One Week Out: Switch to Practice Tests
At the one-week mark, stop making new flashcards and shift to full practice tests. Practice testing has the highest evidence rating of any study technique in Dunlosky's 2013 meta-analysis in Psychological Science in the Public Interest. Under timed, closed-book conditions. Grade yourself honestly. Every question you got wrong or guessed on becomes your priority list for the next session.
- Do practice tests under exam conditions — timed, no notes, no phone
- Grade yourself honestly and note every question you got wrong or guessed on
- Those wrong answers are your study list for the next session
- Don't redo questions you already know — spend time on weak spots only
Don't spend an entire day on one subject. Rotate between them. Your brain retains more when it has to shift context. Two hours of biology, two hours of chemistry, one hour of biology review beats six hours of straight biology — even though the straight session feels more focused.
The Night Before: Do Less Than You Think You Should
The night before an exam is not when new learning happens. It's when you secure what you already know. Do a light review of your highest-priority topics — 60 to 90 minutes maximum. Quiz yourself briefly on the things you kept getting wrong. Then stop.

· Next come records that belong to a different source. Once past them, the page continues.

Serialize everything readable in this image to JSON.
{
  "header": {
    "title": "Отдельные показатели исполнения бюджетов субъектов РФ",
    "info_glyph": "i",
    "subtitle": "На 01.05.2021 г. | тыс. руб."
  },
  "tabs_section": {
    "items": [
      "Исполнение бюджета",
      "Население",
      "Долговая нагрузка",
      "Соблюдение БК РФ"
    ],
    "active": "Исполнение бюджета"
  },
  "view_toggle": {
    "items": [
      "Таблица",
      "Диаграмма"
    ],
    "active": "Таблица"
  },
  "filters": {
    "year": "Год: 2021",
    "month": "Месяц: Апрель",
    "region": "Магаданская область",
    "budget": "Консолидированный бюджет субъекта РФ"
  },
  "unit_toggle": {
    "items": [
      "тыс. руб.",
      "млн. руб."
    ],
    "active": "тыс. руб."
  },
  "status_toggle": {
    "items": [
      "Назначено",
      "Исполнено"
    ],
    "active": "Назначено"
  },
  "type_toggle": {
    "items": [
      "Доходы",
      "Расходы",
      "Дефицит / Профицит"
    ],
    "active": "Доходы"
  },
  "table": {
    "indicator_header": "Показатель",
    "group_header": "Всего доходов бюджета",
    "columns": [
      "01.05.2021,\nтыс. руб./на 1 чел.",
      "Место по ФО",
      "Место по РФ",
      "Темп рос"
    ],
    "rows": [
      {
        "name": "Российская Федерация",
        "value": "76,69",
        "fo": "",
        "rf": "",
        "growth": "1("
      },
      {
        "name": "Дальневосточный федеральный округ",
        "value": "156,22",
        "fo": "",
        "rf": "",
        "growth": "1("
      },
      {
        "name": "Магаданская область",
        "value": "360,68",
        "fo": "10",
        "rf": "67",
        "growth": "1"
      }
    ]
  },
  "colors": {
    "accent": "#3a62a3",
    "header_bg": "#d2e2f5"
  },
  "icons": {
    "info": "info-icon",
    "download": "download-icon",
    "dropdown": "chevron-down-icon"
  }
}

Matthew Walker's research at UC Berkeley on sleep and memory consolidation is unambiguous here: the night of sleep before an exam is when your brain consolidates everything you've studied across the previous two weeks. Staying up until 2am to study more is not just unhelpful — it actively impairs the consolidation process you've been building toward. Eight hours of sleep before an exam is not a luxury. It's part of the study strategy.
The Morning Of
Light review only — 20-30 minutes on your weakest topics. Eat something before the exam. Research from Andrew Smith and colleagues at the University of Leeds found that students who ate breakfast performed significantly better on attention and memory tasks than those who skipped it. Walk to the exam if at all possible — even moderate aerobic exercise reliably improves cognitive performance and reduces cortisol, the stress hormone that degrades working memory. Don't try to learn anything new the morning of the exam.